Les enjeux RH sont-ils négligés dans les processus d’acquisition? D’une grande importance, ils sont pourtant rarement mis de l’avant.

26 avril 2016
Marie-Hélène Leboeuf

On apprenait, le 3 février dernier, que le géant américain Lowe’s avait finalement mis la main sur Rona, elle-même propriétaire depuis 2003 de la chaîne Réno-Dépot. Cette transaction, chiffrée à 3,2 milliards de dollars, signifie également que 24 000 Canadiens changeront d’employeur. Un transfert colossal, du point de vue des ressources humaines notamment.

Selon le rapport de recherche People Risks in M&A Transactions de la firme Mercer, l’année 2015 a été marquée par une forte hausse des activités de fusion et d’acquisition : des transactions d’un montant total de 4700 milliards de dollars à l’échelle mondiale, une augmentation de 42% par rapport à 2014. Selon Dealogic, le volume de telles activités dans le secteur des technologies a atteint, dans le premier trimestre de 2016, son plus haut niveau depuis l’an 2000, avec 1535 transactions complétées. Et la firme Ernst & Young estime quant à elle que 59 % des organisations du secteur des médias et du divertissement projettent des acquisitions dans les douze prochains mois.

Les activités de fusion ou d’acquisition font partie des stratégies de plusieurs entreprises qui désirent croître et rester compétitives. On fait souvent état des rapports financiers et des vérifications comptables, car il s’agit effectivement, pour les organisations acquéreuses, d’investissements majeurs tant en temps qu’en argent. Mais la question des ressources humaines dans ce genre d’exercice a aussi une grande importance, pourtant rarement mise de l’avant; en effet, acheter une entreprise, c’est aussi acquérir l’expertise et les talents qui viennent avec. Dans son rapport, la firme Mercer mentionne d’ailleurs que les impacts d’une mauvaise gestion des ressources humaines lors de ce genre de transaction peuvent se faire sentir sur les plans tant stratégique (employés incapables d’adapter leurs façons de faire aux objectifs de la nouvelle entité) et financier (gros roulement de personnel et perte de productivité) qu’organisationnel (problèmes dans la gestion de la paie et des avantages sociaux).

L’importance du diagnostic RH

Le succès d’une fusion ou d’une acquisition repose donc en grande partie sur la qualité du diagnostic RH qui sera posé avant la transaction. « Il est primordial d’effectuer une vérification préalable, c’est-à-dire l’analyse objective de l’ensemble des pratiques RH au sein des deux entreprises concernées, explique Étienne Claessens, CRHA, président de Soluflex, une firme-conseil en gestion des ressources humaines. Cela implique de considérer plusieurs aspects, comme la structure salariale, les conditions de travail, les congés de maladie, l’analyse de la performance des employés, etc. »

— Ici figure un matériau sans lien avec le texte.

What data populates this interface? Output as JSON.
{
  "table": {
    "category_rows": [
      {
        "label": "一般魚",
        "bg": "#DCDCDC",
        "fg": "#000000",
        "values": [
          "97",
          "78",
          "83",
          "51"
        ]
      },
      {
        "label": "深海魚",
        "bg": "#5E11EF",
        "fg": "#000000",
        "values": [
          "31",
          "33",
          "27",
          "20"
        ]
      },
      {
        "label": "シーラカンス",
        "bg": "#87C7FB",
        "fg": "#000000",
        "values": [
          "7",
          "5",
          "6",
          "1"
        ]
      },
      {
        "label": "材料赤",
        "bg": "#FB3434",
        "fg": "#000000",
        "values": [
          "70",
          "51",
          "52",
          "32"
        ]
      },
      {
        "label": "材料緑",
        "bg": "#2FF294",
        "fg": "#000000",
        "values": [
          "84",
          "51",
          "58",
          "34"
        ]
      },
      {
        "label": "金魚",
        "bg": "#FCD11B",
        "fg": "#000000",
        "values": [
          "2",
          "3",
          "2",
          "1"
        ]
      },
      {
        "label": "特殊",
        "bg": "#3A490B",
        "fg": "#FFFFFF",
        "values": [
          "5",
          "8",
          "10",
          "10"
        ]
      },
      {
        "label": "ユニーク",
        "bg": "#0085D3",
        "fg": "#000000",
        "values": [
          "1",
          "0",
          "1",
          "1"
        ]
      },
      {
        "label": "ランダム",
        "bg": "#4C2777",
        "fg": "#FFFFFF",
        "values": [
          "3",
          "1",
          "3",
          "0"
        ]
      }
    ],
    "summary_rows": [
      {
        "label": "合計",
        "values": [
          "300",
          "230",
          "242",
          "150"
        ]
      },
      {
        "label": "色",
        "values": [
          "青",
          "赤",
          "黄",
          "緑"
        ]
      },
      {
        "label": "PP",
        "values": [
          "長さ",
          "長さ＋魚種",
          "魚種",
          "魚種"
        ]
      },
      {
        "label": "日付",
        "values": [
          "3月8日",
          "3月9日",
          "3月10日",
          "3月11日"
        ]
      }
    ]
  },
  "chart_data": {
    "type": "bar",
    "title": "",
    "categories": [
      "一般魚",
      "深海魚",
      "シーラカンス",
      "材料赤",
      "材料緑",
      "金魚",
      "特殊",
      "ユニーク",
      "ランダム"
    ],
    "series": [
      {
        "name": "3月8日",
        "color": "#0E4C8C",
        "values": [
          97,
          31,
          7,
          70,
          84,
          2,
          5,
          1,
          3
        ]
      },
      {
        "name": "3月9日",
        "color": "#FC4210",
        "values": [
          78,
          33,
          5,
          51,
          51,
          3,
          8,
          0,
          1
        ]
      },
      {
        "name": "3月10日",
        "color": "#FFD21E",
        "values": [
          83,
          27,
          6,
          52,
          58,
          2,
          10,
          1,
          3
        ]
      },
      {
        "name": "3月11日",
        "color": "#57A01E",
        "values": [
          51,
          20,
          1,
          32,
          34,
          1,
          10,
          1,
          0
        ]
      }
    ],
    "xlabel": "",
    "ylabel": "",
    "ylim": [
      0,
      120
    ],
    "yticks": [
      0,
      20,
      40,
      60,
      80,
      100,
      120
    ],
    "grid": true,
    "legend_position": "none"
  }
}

Pourtant, en Amérique du Nord, seulement 57% des entreprises font appel à des firmes externes afin d’évaluer les risques en matière de capital humain. Douglas M. Johnson, actuaire et partenaire aux services des transactions des fusions et acquisitions de la firme Mercer, explique cette situation par l’état du marché international qui favorise actuellement les vendeurs. « Les transactions se font de plus en plus rapidement, puisque plusieurs acheteurs se montrent intéressés à la même entreprise. Cela fait en sorte que les choses vont plus vite et qu’il est plus compliqué pour une entreprise potentiellement acquéreuse d’avoir accès aux renseignements liés aux ressources humaines avant la conclusion d’une entente. » Toutefois, Étienne Claessens nuance, en soulignant qu’au Québec, beaucoup de baby-boomers cherchent aujourd’hui à vendre leur entreprise et ne trouvent pas nécessairement d’acheteur. « Ici, ces renseignements ne sont pas si difficiles à obtenir. »

Conserver le talent

« Les entreprises qui réussissent le mieux leur processus de fusion ou d’acquisition sont celles qui sont arrivées à arrimer les objectifs financiers à une stratégie de rétention des talents », indique Douglas M. Johnson. Il suggère donc de mettre en place, après avoir identifié les individus clés sur qui il est important de miser pour le bien-être de l’entreprise, un programme de fidélisation des employés, qui peut prendre diverses formes, comme celle d’une prime à l’atteinte de certains objectifs.

Dans son rapport de 2012 Survey of M&A Retention and Transaction Programs, Retaining the Right Talent for Deal Success, la firme Mercer conseille aux entreprises d’évaluer l’admissibilité au programme de fidélisation en fonction de deux données : la probabilité que la personne parte d’elle-même versus l’importance de son rôle dans le succès du processus d’intégration ou dans la performance à long terme de l’entreprise (voir figure 1). Les individus dont le départ aurait un impact négatif sur le rendement de l’organisation ou sur le succès de la transaction, et qui risquent potentiellement d’aller voir ailleurs, sont donc à prioriser dans ces démarches de fidélisation.

Quand on voit double

Dans le cadre d’une fusion ou d’une acquisition, plusieurs services et postes risquent de se recouper et il n’est pas rare qu’une organisation se retrouve soudainement avec des gens qui font le même boulot. Une grande partie de l’analyse RH doit donc porter sur les procédures de travail. « Parce qu’au-delà du titre du poste, il est primordial d’évaluer les responsabilités réelles qui y sont reliées. Une adjointe administrative n’a pas nécessairement les mêmes fonctions d’une entreprise à l’autre, ajoute Étienne Claessens. Ça implique également que l’entreprise acquéreuse fasse preuve d’une certaine humilité. Parce qu’ultimement, une bonne pratique d’affaires veut qu’en analysant deux manières de travailler, on conserve la meilleure, celle qui sert le mieux les objectifs de la nouvelle entité. »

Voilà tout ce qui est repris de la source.